I got interested in North while writing Jelly Roll Blues, where I mentioned Morton’s recollection that this song was based on his version of a classic streetwalker’s lament:
“Someday Sweetheart” was a tune that a old racetrack man, friend of
mine — Kid North — he only could play one tune. And he told me that I could have the tune since he found that I was a writer of music... The title of the tune that he wanted to give to me, which a part of it was taken for “Someday Sweetheart,” the title was named “Tricks Ain’t Walkin’ No More….”
[The Spikes brothers] wrote up the tune together and called it “Someday Sweetheart…” At the time Reb and I was working for the mayor’s son in Oakland, in a cabaret there on the main street…. So the tune came out and was quite famous. In fact, I helped to make the tune famous myself. Of course, my name doesn’t appear on the tune, and I’m not jealous about it. I hope the boys would write ten million other ones like that.
Morton had a long relationship with the Spikes brothers; Reb recalled that they met in 1911, when the brothers were running the Pastime Theatre, an outdoor venue in Muskogee, Oklahoma: “Jelly Roll Morton drifted into town… [he] did a comedy act in black face . . . he didn’t hire on as a musician . . . the show’s band had a pianist. Before long, Jelly displayed his ability . . . soon took over the piano stool in that band.”
The Spikes are credited with writing lyrics to one of Morton’s most popular tunes, “Wolverine Blues,” and I see no reason to doubt Morton’s claim that he was involved in this one as well. He recorded it a couple of times, though just as an instrumental; the first vocal recording — actually, the first recording of any kind — was by Alberta Hunter in 1922, with somewhat different words.

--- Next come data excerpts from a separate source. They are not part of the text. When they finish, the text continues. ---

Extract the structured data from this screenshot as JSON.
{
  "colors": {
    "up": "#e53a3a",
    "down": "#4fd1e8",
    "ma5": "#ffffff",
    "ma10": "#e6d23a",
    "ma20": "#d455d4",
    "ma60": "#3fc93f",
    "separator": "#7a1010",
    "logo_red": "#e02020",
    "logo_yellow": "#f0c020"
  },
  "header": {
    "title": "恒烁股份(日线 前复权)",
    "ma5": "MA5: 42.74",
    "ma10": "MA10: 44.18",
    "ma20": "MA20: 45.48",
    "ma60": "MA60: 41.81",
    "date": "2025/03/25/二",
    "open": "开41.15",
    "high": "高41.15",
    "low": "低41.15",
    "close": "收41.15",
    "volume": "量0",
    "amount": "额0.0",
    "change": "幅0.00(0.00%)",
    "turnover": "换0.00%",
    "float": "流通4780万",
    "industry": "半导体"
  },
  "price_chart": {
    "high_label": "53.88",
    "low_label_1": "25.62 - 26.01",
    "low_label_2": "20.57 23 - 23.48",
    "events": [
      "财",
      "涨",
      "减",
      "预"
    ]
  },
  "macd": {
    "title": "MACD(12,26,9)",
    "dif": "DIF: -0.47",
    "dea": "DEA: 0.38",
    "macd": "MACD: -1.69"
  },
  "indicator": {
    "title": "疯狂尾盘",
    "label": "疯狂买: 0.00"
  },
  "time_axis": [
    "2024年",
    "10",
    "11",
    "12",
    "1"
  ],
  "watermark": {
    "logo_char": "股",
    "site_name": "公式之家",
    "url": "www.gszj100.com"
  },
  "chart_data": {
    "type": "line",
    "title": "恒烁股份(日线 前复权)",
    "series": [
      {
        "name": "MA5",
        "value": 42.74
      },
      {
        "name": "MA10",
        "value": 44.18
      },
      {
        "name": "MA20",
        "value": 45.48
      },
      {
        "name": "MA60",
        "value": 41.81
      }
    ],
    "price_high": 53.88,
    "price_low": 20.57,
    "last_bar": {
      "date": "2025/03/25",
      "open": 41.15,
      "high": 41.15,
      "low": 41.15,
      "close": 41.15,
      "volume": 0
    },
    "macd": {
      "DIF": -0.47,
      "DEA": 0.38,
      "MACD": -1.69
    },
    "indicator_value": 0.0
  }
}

So that’s the historical background — and for myself, I have no idea where I first heard it or when I learned it. I’m guessing I played it when I was working the Antwerp restaurants with Nick Boons, but that’s just a guess. I clearly had a taste for “someday you’ll be sorry” songs, since my relatively limited repertoire of standards from this period also includes the similarly themed “After You’ve Gone” and “Some of These Days.” I wasn’t the only one: Sophie Tucker did this as a follow-up to “Some of These Days” — and it’s probably not a coincidence that all three of those songs were by Black songwriters; there were lots of good white tunesmiths on that scene, but I find that the songs that have stuck with me were disproportionately by Black writers who were also performers on the Black vaudeville and nightclub circuits. I don’t know what it was that made their songs sound or feel different — maybe it wasn’t the songs themselves; maybe I tended to listen to Black musicians and they favored the Black composers. In any case, I recently noticed this and it seemed worth noting.